でも、駄目だったのだ。行っても仕方がないような、何の意味もないような、とにかく、強烈な虚しさが胸に居座っていてどうにもならなかった。その虚無はしかし、本当はもうずっと私の中で静かに育っていたのだ。そうして、あの電車に乗り遅れた朝、とうとう殻を突き破って生まれ出てしまったのだろう。
両親は私を心配してくれた。先生も、それにクラスメイトも。
でも、そうした気遣いさえ、当時の私にはどこか空々しく感じられた。みんなが私を案じてくれるのは、それまでの私が〝しっかり者〟だったから。でも、これが元からだらしなく見えるキャラだったらどう? 例えば、そう、あさみのようなキャラだったら? 事実、あさみのことは誰も案じていなかった。そういうキャラだと受け流されて、でも本当は、彼女のぼんやりや不注意には重要なサインが隠されていたのだ。

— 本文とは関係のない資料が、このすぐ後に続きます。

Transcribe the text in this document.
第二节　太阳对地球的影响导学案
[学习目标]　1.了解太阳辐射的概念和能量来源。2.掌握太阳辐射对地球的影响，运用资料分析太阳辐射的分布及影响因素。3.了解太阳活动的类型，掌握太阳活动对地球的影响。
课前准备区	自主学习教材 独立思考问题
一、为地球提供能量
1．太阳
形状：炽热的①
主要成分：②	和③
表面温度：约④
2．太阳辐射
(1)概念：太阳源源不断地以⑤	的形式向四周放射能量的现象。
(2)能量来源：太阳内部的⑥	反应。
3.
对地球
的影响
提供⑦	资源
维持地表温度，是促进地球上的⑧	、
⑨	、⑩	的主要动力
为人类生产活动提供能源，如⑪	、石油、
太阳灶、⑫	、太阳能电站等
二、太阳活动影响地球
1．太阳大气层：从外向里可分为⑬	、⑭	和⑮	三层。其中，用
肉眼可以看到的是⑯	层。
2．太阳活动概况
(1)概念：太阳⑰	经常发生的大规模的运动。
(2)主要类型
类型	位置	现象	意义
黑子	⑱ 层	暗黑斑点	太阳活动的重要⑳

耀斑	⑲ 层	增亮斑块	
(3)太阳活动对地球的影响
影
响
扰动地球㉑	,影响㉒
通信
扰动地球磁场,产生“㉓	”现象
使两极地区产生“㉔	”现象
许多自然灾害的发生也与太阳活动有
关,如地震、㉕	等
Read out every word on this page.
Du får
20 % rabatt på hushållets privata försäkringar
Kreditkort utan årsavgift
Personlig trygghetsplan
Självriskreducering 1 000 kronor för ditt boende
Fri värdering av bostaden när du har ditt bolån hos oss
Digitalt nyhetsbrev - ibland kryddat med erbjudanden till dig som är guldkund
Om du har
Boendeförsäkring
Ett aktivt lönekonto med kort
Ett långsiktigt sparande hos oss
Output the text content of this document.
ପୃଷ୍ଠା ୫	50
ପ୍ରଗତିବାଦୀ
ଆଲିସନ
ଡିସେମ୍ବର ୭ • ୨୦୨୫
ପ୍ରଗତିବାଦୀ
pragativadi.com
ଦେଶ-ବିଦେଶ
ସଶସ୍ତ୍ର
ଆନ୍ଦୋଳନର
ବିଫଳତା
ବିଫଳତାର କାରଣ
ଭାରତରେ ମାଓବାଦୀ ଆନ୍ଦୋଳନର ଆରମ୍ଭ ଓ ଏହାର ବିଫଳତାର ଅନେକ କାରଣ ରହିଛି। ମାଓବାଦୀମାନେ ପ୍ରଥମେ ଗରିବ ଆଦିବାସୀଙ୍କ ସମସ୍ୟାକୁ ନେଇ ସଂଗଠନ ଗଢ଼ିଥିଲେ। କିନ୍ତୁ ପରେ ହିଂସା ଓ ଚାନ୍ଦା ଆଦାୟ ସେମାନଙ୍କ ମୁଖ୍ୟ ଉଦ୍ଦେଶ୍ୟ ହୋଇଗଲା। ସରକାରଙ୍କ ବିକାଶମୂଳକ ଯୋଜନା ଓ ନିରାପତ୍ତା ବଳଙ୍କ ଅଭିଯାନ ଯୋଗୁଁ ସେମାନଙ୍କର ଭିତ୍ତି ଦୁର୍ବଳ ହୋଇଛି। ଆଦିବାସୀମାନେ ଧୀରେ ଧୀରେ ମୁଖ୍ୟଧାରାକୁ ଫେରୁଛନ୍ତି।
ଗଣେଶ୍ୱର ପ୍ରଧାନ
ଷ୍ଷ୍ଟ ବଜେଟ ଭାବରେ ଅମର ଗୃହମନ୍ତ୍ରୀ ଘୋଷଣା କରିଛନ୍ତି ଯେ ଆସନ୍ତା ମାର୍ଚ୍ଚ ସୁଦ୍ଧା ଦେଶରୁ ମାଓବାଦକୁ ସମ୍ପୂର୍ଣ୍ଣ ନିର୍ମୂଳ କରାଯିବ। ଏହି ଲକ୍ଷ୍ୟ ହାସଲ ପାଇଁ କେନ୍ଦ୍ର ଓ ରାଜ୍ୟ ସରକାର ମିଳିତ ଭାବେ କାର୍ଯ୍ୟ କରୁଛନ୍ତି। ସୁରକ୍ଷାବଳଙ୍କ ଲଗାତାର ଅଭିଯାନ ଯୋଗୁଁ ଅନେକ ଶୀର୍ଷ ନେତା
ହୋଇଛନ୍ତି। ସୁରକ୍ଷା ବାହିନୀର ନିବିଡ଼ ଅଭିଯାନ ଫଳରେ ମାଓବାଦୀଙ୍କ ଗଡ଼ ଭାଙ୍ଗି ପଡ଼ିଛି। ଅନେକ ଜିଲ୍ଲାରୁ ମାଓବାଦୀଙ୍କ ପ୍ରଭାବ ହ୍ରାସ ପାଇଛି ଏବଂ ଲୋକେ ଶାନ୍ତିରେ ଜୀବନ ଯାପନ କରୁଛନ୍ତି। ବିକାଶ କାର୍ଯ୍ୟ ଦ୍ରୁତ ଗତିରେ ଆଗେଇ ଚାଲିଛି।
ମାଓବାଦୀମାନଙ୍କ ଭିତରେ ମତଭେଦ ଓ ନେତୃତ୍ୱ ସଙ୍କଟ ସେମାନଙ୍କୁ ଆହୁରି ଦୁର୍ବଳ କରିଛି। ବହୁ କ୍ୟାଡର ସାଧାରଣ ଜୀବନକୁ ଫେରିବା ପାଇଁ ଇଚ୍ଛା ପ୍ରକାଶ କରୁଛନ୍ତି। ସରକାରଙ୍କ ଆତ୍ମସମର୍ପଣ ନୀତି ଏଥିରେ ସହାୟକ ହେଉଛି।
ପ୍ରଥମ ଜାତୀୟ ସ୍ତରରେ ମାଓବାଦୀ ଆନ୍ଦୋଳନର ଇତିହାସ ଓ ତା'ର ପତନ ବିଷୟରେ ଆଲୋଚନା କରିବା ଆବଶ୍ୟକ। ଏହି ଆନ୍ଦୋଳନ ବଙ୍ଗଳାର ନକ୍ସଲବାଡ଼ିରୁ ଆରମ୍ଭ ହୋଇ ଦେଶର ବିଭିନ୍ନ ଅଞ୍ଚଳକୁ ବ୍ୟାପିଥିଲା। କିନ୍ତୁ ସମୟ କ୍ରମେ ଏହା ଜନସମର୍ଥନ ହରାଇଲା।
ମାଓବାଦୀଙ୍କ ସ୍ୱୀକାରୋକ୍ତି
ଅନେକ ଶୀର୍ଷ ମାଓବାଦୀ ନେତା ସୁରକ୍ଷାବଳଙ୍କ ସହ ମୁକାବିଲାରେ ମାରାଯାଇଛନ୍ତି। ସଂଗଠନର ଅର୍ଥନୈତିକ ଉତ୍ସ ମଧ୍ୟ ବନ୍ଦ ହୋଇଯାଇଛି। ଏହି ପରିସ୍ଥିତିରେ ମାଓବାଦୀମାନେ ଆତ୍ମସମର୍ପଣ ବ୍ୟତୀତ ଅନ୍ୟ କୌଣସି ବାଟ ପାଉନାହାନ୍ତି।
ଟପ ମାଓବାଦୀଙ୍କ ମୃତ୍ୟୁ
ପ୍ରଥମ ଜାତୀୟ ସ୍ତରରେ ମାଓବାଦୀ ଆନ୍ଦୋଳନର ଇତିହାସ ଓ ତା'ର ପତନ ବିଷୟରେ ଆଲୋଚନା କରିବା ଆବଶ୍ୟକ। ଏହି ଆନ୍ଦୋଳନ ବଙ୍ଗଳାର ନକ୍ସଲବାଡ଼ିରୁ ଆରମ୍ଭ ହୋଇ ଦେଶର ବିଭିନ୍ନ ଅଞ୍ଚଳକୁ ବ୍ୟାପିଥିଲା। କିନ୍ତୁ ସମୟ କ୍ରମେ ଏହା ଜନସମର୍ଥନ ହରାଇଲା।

彼女は、努力したくともできない日々を強いられていた。
私が勉強や身だしなみに気力を注ぐことができたのは、偶然、それを許される環境にあったから。でも、あさみはそうじゃなかった。私が真面目に授業の予習や復習をこなしている頃、あの子は人知れず、おぞましい不幸に見舞われていた。
――いいんちょ、しっかりしてるから。
しっかりしている。地道に努力を続けられる。ペース通りにゴールまで走りきれる。パン祭りのシールをきちんと集められる―ーだから何? そんなこと、はっきり言って何の価値もない。
だって結局、私はあさみを救えなかった。